Seguimos con una rareza holandesa, un Gouda Fermier Dulce ,elaborado por la familia NIJLAND en la granja artesana KAAMPS. Es un queso de leche cruda de vaca, de pasta prensada y maduración en caliente (que le acaba dando una friabilidad cercana al Parmesano) cuya corteza se frota con una solución de caramelo. Tiene un desarrollo larguísimo en la boca, donde el caramelo hace que parezca primero un PX, luego caramelo caliente, finalmente toffe, junto con notas frutos secos, todo ello con un despliegue de sabor envolvente e intenso de queso Gouda. Delicioso.

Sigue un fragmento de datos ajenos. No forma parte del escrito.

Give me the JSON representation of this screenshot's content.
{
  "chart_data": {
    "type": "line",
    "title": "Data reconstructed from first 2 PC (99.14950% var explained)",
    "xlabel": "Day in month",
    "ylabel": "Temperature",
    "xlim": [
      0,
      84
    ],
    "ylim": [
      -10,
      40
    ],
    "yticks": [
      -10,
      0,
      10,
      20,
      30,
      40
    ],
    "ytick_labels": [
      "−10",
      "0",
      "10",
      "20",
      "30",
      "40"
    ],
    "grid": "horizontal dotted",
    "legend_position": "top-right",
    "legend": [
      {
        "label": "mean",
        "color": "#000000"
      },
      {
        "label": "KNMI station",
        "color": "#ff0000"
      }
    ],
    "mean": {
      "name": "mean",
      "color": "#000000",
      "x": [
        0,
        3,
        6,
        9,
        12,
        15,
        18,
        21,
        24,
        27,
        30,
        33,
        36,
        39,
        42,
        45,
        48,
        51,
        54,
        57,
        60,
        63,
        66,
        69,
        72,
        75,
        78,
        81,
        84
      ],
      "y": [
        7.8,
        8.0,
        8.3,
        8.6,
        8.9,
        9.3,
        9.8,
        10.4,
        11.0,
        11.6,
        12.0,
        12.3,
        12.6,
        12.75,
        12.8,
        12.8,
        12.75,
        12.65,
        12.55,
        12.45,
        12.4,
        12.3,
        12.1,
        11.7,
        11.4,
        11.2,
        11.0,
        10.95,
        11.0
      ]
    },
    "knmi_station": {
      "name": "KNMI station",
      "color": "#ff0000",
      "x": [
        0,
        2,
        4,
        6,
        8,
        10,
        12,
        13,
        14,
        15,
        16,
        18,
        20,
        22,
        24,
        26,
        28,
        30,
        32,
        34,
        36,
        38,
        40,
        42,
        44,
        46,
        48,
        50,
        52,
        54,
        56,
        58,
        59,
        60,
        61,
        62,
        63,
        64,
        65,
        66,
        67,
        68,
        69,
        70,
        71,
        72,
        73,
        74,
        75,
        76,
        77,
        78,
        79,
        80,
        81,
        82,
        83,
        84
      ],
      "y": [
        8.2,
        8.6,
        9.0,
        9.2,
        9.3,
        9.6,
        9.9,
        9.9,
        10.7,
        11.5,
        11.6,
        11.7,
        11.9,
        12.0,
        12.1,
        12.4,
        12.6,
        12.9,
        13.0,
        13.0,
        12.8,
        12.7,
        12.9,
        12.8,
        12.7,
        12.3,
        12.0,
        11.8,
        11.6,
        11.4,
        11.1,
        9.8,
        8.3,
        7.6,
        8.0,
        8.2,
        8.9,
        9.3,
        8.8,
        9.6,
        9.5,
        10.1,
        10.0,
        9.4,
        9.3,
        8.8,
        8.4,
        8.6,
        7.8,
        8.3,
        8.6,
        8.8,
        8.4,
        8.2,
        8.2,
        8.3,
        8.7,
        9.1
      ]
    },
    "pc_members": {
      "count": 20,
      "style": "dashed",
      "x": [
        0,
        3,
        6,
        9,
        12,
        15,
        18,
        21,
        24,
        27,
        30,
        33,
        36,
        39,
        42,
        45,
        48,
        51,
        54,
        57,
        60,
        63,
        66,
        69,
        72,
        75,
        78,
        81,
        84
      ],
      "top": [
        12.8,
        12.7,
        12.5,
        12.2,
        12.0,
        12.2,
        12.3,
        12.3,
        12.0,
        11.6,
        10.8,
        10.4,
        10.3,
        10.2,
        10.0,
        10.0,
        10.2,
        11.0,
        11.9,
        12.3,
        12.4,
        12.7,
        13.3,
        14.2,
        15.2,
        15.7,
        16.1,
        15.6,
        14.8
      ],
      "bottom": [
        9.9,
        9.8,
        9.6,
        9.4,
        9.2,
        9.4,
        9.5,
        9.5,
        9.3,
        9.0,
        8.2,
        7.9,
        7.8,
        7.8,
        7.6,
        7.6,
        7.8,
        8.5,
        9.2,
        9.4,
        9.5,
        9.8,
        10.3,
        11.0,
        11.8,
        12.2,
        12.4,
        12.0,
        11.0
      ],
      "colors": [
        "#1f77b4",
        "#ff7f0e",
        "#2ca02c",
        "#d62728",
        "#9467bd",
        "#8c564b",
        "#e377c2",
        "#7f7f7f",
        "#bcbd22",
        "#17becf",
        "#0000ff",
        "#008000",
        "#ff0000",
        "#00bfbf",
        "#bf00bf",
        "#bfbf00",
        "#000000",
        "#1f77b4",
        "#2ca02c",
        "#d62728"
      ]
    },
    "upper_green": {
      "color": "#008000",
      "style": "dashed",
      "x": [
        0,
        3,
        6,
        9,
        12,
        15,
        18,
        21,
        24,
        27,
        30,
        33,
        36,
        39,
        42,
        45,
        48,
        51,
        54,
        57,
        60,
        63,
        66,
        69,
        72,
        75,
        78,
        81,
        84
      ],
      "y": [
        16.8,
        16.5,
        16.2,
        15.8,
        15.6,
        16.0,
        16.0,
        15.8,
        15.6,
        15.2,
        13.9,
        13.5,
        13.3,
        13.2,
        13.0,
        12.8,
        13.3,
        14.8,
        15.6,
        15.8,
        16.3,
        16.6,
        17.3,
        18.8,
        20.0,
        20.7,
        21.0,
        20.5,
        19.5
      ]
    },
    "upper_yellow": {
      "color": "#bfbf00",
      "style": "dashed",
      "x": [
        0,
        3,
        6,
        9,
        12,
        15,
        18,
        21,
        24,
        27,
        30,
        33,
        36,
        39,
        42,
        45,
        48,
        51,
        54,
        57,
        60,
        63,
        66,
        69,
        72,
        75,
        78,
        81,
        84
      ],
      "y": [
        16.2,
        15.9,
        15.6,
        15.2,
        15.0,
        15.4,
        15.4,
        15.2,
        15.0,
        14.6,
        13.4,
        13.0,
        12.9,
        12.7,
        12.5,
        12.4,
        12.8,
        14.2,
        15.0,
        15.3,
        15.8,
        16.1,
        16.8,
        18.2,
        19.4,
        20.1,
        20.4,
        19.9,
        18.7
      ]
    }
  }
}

Seguimos con Comté , esequeso de pasta prensada y cocida elaborado con leche cruda de la raza Montebiliarde , que no puede consumir piensos ni pastos ensilados. Dicen las notas del análisis sensorial: “Aromas a mantequilla, avellana, nuez, leche cocida, en boca intenso, denso, dulzón, notas de leche cocida, algo de chocolate. Postgusto largo.” Solo se equivoca en lo del postgusto, que yo calificaría de eterno, además de tener una finura y elegancia extraordinarias. Fue el mejor Comté que he probado en mi vida, habiéndolos probado excelentes. Y del rey de los quesos franceses (que es lo mismo que decir que es el rey de los quesos del mundo)pasamos al rey de los quesos ingleses, el Stilton, un queso azul que a mi me recuerda siempre a un Roquefort apocado, con una personalidad menos marcada. Este estaba muy bien elaborado, intenso y bien equilibrado, pero estuvo lejos de provocar el entusiasmo de otros quesos. Alguno dijo aquello de que será todo lo real que quiera, pero no deja de ser inglés.
Y con él terminamos la orgía de quesos, mientras seguía la animada charla y uno pensaba que el buen queso es un lujo al alcance de todo el mundo, si uno consigue librarse de la desidia en los diferentes eslabones de la cadena.